One Night in Miami

2021

réalisé par: Regina King

avec: Kingsley Ben-AdirEli GoreeAldis Hodge

L’année 2020 aura connu une résurgence de la lutte pour l’égalité outre-Atlantique. Comme un mauvais souvenir qui ressurgit, les violences faites aux minorités et notamment à la population noire sont tristement revenues sur le devant de la scène. Ne jamais baisser sa garde: une seconde d’inattention et le mal s’invite dans notre société. Parmi les personnalités influentes du monde du spectacle engagées sur la question, Regina King fait partie de ces artistes dont la voix porte perpétuellement un message intelligent. Les clivages et les inégalités dont souffrent les afro-américains, il va en être évidemment question dans son premier long-métrage, “One Night in Miami”.

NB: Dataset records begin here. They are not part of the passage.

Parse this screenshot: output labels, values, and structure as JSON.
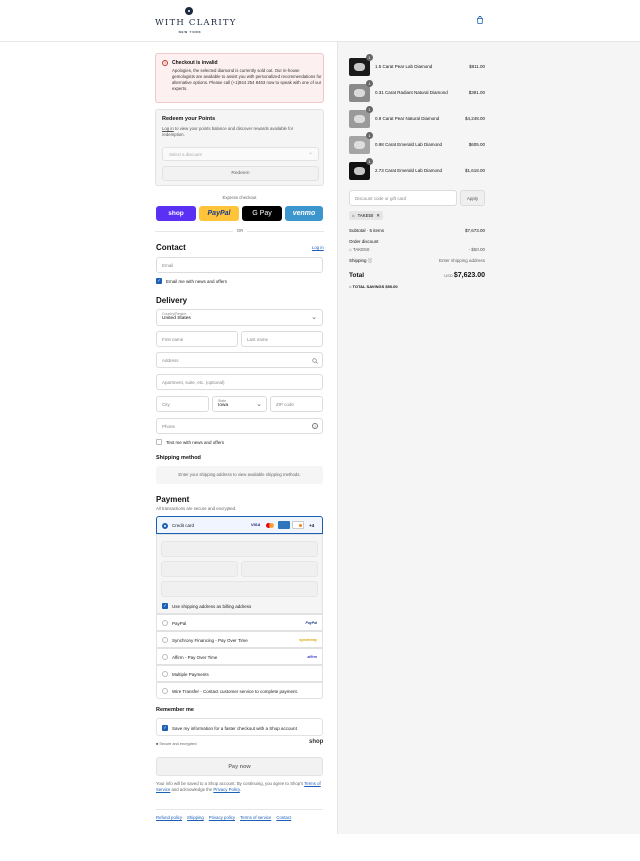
{
  "header": {
    "brand_name": "WITH CLARITY",
    "brand_city": "NEW YORK",
    "cart_icon": "shopping-bag-icon"
  },
  "alert": {
    "icon": "alert-circle-icon",
    "title": "Checkout is invalid",
    "body": "Apologies, the selected diamond is currently sold out. Our in-house gemologists are available to assist you with personalized recommendations for alternative options. Please call (+1)844 254 8463 now to speak with one of our experts."
  },
  "points": {
    "title": "Redeem your Points",
    "login_link": "Log in",
    "body_rest": " to view your points balance and discover rewards available for redemption.",
    "select_placeholder": "Select a discount",
    "redeem_label": "Redeem"
  },
  "express": {
    "label": "Express checkout",
    "shop": "shop",
    "paypal": "PayPal",
    "gpay": "G Pay",
    "venmo": "venmo",
    "or": "OR"
  },
  "contact": {
    "title": "Contact",
    "login": "Log in",
    "email_placeholder": "Email",
    "news_label": "Email me with news and offers"
  },
  "delivery": {
    "title": "Delivery",
    "country_label": "Country/Region",
    "country_value": "United States",
    "first_name": "First name",
    "last_name": "Last name",
    "address": "Address",
    "apartment": "Apartment, suite, etc. (optional)",
    "city": "City",
    "state_label": "State",
    "state_value": "Iowa",
    "zip": "ZIP code",
    "phone": "Phone",
    "text_label": "Text me with news and offers"
  },
  "shipping": {
    "title": "Shipping method",
    "notice": "Enter your shipping address to view available shipping methods."
  },
  "payment": {
    "title": "Payment",
    "subtitle": "All transactions are secure and encrypted.",
    "credit_card": "Credit card",
    "card_more": "+4",
    "billing_label": "Use shipping address as billing address",
    "options": [
      {
        "label": "PayPal",
        "logo": "PayPal"
      },
      {
        "label": "Synchrony Financing - Pay Over Time",
        "logo": "synchrony"
      },
      {
        "label": "Affirm - Pay Over Time",
        "logo": "affirm"
      },
      {
        "label": "Multiple Payments",
        "logo": ""
      },
      {
        "label": "Wire Transfer - Contact customer service to complete payment.",
        "logo": ""
      }
    ]
  },
  "remember": {
    "title": "Remember me",
    "save_label": "Save my information for a faster checkout with a Shop account",
    "secure": "Secure and encrypted",
    "shop_logo": "shop"
  },
  "pay_now": "Pay now",
  "legal": {
    "text1": "Your info will be saved to a Shop account. By continuing, you agree to Shop's ",
    "terms": "Terms of Service",
    "text2": " and acknowledge the ",
    "privacy": "Privacy Policy",
    "text3": "."
  },
  "footer_links": [
    "Refund policy",
    "Shipping",
    "Privacy policy",
    "Terms of service",
    "Contact"
  ],
  "summary": {
    "items": [
      {
        "qty": "1",
        "name": "1.5 Carat Pear Lab Diamond",
        "price": "$811.00"
      },
      {
        "qty": "1",
        "name": "0.31 Carat Radiant Natural Diamond",
        "price": "$391.00"
      },
      {
        "qty": "1",
        "name": "0.9 Carat Pear Natural Diamond",
        "price": "$4,248.00"
      },
      {
        "qty": "1",
        "name": "0.98 Carat Emerald Lab Diamond",
        "price": "$605.00"
      },
      {
        "qty": "1",
        "name": "2.73 Carat Emerald Lab Diamond",
        "price": "$1,618.00"
      }
    ],
    "discount_placeholder": "Discount code or gift card",
    "apply_label": "Apply",
    "code_tag": "TAKE50",
    "subtotal_label": "Subtotal · 5 items",
    "subtotal_value": "$7,673.00",
    "order_discount_label": "Order discount",
    "order_discount_code": "TAKE50",
    "order_discount_value": "- $50.00",
    "shipping_label": "Shipping",
    "shipping_value": "Enter shipping address",
    "total_label": "Total",
    "currency": "USD",
    "total_value": "$7,623.00",
    "savings_label": "TOTAL SAVINGS",
    "savings_value": "$50.00"
  }
}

L’histoire de quatre icônes de la culture américaine unies autour d’une nuit particulière. Le soir où la légende de la boxe Muhammad Ali (Eli Goree), encore appelé Cassius Clay à l’époque, devient pour la première fois champion du monde, il rassemble autour de lui 3 de ses amis pour célébrer sa victoire: la star du football américain Jim Brown (Aldis Hodge), le chanteur Sam Cooke (Leslie Odom Jr.) et le leader de la lutte contre la ségrégation Malcolm X (Kingsley Ben-Adir). Loin des festivités escomptées, les 4 personnalités vont se confronter et leurs destins vont être remis en perspective dans des USA divisés.

C’est une véritable remise en question profonde qui va s’inviter chez chaque personnage, chacun étant à un carrefour de son existence: Muhammad Ali s’apprête à devenir musulman, Jim Brown espère passer de la NFL au cinéma, Sam Cooke aspire à délaisser les balades amoureuses pour trouver plus de substance dans son art et les tensions entre la “Nation of Islam” et Malcolm X sont à leur paroxysme alors que celui-ci craint pour sa vie. Un status quo précaire qui démontre la difficulté d’être noir dans un pays encore très conservateur.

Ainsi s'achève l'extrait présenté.